When he was eighteen years old, he received a scholarship to Bowdoin College in Maine. It was at Bowdoin that he received his A.B. in 1963. He went on to get his M.A. and PhD from Princeton University, and began teaching at the University of Texas in 1966. He taught at UT for over fifty years, garnering many awards for teaching and scholarship including the Max Planck International Research Prize.

Karl was chairman of the Classics Department at UT from 1974 to 1990, where he helped to make the department nationally renowned. He was a visiting professor at Tulane University, the University of La Plata in Argentina, and the Universities of Mainz and Bochum in Germany.

Karl was the author of several books, including Augustan Culture and Augustus: Introduction to the Life of an Emperor. He also edited several books, including most recently Cultural Memories in the Roman Empire and Memory in Ancient Rome and Early Christianity.

In addition to his academic accomplishments, Karl loved teaching in all its forms, from large undergraduate classes to advising and mentoring PhD. students. His passion was infectious, and he inspired and influenced countless students during his many years of teaching.

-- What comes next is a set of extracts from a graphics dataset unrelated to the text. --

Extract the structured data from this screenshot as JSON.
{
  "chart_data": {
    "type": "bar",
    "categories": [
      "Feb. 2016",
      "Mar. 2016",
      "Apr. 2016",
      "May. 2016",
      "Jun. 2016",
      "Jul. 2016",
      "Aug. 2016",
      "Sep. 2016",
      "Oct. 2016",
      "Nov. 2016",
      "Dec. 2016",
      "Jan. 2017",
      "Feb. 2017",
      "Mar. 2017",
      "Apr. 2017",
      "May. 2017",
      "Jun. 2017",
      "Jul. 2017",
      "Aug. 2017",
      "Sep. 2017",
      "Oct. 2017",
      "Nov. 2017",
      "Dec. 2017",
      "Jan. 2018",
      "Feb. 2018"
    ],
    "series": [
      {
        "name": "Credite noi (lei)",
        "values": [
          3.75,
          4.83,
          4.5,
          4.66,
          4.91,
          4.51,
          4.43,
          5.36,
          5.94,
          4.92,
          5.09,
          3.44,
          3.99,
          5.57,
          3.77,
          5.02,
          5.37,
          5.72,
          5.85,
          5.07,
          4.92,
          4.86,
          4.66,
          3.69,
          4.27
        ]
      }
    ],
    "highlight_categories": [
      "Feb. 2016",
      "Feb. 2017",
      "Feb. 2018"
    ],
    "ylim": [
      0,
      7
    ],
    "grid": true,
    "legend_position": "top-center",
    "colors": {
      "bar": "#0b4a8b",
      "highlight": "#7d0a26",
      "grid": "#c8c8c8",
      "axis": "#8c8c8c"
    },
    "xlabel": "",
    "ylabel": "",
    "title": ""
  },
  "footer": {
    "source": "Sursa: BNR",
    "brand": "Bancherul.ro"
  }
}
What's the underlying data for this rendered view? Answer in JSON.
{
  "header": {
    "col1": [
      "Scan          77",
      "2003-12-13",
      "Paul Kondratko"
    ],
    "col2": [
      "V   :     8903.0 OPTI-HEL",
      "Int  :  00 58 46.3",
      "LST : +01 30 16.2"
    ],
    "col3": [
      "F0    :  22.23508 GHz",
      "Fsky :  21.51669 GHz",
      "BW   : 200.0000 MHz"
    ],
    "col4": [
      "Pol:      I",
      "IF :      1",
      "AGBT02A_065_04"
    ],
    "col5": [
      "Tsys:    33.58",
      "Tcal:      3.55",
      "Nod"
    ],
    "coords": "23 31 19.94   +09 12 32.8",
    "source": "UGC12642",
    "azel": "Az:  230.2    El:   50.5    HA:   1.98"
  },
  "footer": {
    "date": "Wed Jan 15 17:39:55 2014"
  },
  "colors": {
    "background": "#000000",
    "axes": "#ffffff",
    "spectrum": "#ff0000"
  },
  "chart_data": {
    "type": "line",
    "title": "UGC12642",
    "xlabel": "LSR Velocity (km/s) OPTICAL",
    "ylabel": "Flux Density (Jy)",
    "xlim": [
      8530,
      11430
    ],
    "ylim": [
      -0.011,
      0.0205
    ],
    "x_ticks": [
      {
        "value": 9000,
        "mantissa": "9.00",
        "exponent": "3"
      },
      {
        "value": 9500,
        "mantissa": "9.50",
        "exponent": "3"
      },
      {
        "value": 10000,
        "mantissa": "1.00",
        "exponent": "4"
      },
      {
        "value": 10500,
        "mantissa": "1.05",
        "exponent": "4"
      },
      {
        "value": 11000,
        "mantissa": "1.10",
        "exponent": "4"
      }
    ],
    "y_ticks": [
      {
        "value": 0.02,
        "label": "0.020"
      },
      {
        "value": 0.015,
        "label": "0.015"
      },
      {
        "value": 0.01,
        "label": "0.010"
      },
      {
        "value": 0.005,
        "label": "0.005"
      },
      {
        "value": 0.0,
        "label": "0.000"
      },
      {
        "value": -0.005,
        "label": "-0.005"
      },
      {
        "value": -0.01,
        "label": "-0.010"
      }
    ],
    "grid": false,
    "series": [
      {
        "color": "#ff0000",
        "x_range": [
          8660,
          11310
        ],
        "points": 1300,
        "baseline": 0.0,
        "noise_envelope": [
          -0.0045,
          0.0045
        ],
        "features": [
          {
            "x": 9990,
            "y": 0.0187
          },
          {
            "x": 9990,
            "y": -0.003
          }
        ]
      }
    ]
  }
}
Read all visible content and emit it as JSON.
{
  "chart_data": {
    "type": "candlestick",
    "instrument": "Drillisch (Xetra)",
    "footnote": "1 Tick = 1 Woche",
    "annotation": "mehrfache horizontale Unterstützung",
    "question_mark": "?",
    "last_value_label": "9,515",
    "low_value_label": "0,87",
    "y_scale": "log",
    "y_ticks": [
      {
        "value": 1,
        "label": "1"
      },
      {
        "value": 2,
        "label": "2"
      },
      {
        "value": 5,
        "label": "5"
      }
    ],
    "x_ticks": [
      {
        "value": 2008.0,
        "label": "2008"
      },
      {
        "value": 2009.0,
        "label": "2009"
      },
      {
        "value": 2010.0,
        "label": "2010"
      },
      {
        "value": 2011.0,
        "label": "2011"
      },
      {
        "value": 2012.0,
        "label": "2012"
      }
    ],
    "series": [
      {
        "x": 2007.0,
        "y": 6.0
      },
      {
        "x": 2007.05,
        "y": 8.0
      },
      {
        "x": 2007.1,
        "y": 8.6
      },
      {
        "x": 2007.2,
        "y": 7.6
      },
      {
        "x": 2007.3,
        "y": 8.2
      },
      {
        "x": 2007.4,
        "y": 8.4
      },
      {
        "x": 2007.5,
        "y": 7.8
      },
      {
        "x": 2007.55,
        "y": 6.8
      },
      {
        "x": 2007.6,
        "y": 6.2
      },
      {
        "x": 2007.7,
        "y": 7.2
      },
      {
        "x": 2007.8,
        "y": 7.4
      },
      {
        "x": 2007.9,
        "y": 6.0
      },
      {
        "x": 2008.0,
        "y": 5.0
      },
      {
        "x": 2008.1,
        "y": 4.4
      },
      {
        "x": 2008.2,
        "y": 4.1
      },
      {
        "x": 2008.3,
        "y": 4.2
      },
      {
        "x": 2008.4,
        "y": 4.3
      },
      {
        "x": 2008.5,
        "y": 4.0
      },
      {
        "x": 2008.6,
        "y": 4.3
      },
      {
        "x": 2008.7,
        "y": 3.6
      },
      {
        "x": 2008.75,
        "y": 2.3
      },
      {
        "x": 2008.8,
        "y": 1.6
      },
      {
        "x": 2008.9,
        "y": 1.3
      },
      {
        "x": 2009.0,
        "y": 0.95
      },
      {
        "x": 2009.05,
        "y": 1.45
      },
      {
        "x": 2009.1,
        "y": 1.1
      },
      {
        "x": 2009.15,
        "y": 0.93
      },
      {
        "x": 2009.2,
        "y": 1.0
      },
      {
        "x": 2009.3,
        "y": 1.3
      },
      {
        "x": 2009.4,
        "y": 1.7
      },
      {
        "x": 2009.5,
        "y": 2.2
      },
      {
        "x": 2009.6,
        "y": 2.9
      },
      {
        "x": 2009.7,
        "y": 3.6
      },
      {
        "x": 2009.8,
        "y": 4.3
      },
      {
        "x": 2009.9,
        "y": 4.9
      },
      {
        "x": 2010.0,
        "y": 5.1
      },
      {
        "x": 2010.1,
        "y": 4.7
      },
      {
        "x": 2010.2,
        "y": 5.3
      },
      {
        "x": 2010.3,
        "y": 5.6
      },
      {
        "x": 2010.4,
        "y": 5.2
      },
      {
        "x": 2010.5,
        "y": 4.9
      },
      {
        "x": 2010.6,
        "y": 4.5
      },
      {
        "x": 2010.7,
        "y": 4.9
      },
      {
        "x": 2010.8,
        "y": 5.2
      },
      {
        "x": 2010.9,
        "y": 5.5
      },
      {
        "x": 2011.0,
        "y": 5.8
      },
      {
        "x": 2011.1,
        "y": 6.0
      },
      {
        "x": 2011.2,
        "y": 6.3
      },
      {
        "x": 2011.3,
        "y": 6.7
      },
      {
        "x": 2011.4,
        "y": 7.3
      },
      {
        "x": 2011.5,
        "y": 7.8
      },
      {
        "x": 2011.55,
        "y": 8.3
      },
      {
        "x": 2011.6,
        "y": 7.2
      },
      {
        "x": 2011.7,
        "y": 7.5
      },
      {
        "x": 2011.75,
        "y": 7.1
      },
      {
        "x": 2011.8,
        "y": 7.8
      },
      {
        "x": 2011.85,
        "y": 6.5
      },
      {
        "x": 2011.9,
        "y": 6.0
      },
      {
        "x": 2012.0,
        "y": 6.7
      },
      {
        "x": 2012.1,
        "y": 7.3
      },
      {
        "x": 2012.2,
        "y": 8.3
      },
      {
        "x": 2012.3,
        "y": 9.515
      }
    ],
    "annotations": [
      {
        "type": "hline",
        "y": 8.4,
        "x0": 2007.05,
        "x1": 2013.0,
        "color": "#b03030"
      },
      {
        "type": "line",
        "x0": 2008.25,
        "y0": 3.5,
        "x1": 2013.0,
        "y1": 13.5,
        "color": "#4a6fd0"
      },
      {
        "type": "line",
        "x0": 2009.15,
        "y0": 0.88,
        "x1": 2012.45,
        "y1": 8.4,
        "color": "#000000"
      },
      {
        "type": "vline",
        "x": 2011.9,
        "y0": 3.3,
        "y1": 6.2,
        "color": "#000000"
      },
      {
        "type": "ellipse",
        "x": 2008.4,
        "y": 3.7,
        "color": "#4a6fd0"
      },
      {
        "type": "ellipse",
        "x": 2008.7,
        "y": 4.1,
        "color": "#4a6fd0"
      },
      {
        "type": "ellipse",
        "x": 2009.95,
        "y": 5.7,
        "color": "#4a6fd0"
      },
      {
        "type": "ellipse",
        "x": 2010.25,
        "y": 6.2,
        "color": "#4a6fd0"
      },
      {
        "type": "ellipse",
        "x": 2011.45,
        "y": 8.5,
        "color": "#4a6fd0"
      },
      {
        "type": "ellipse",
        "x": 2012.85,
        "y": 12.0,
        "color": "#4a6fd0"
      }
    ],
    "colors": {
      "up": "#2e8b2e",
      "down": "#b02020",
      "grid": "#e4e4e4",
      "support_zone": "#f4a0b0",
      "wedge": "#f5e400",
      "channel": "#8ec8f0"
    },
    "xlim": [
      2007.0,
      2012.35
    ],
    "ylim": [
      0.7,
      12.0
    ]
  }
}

He loved traveling and languages. He had several stints of living in Rome and returned there often. It was in Italy that he developed his love for Italian food, cappuccino, and Prosecco. In addition to Italy, he lived in Germany for half the year between 2009 and 2013. He traveled and lectured widely over the years, both domestically and internationally. He particularly enjoyed his trips to New Zealand and Argentina.

He loved sports, and was an avid fan of UT football and basketball, the Dallas Cowboys, the Houston Astros, the San Antonio Spurs, and the soccer team from his hometown of Mainz, Germany. He shared his enthusiasm with his family, taking his sons and grandson on sports-watching trips from Houston to London.

Karl was devoted to his children and grandchildren. He shared with us his love of travel, taking them to Europe multiple times, and never hesitated to visit no matter where they lived. He kept in touch regularly, and was always there to support and guide us. His love for his family is evident in his home, where photos of children and grandchildren adorn nearly every room.

He was a big presence in so many people’s lives, even as he battled cancer the last five years. His hopefulness, positivity, and bravery in confronting his illness were typical of the way he lived his life, and he will be greatly missed.

He is survived by his sister, Teresa, and his brother, Christoph, his sons, Bob and John, his son-in-law, Matt Cawood, his grandchildren Alex, Zoe and Nicholas, and their mother, Christine Lenschow.